Medicaid pays an average of $158 a day in Georgia for elderly care facility care; private pay prices are higher. Medicaid doesn’t cover assisted living, only nursing home care. After a resident’s death, State Medicaid programs can take the resident’s house equity and other resources in an estate to cover the price of care paid by the government, although there are protections for surviving spouses. The requirements represent a harsh reality for many once solidly middle-class individuals, individuals who have spent a lifetime working toward financial security, who find they have no option other than switching to State Medicaid programs to cover nursing home bills.

Respiratory Therapist 101

If you have complications in breathing or are affected by suffocation, heart stroke, heart- and lung-related illnesses, it is better for you to search for therapy and immediate care from respiratory practitioners. They would know what to do as they are the best in cardiology and pulmonology. And one more thing is that, this kind of job is on the trend.

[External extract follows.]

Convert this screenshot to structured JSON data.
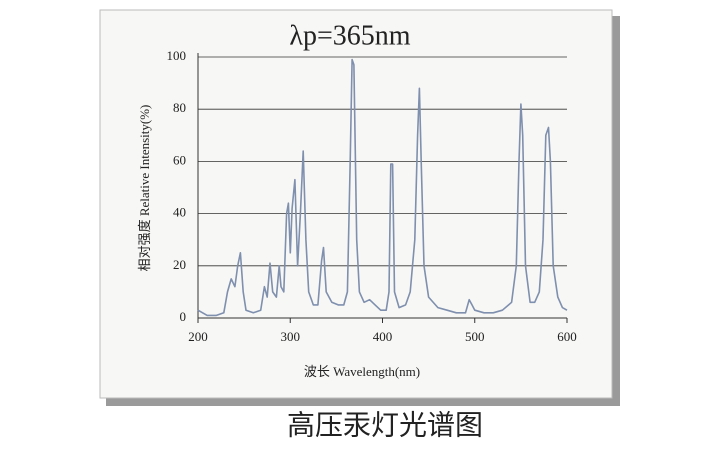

As this is a job that needs abilities and knowledge, the wage is usually good and much like other medical center employees. The figures on respiratory therapist wage range from $40,000 to more than $70,000 and those rely on many aspects such as credentials, experience, states. Respiratory practitioners with more than 5 years of experience live in a suitable state such New York or Washington could actually generate more than $70,000, while people who have credentials as Licensed Respiratory Therapist and stay in colleges and universities could generate around $60,000. On the other hand, the common wage for respiratory in nursing care facilities and workplaces of other health practitioners’ is around $58,000, while the common medical centers pay about $55,880. The variations between states also matter. If a respiratory therapist lives in New York, he could generate around $70,000 while in Northern Dakota, the number is just $57,000. As described above, the requirements of experience is also taken into consideration: the more you have, the higher your wage is.

As mentioned above, a respiratory therapist provides care and therapy to sufferers who have complications breathing or cardiopulmonary problems. It makes no difference who you are, how old you are, if you have lung-related or respiratory illnesses, they would be the ones who treat you. In many medical centers, with regards to immediate cases such as a heart stroke, drowning or shock, respiratory practitioners would be called for immediate care. This job is not only engaged in many types of sufferers but also available in many places. A respiratory therapist could work in various environments: from working in nursing care facilities, medical centers to teaching in universities, colleges and vocational schools. They might choose to work in a private office with frequent hours or medical centers, treatment centers with opportunities to work at evenings, Saturdays and Sundays in case of emergency.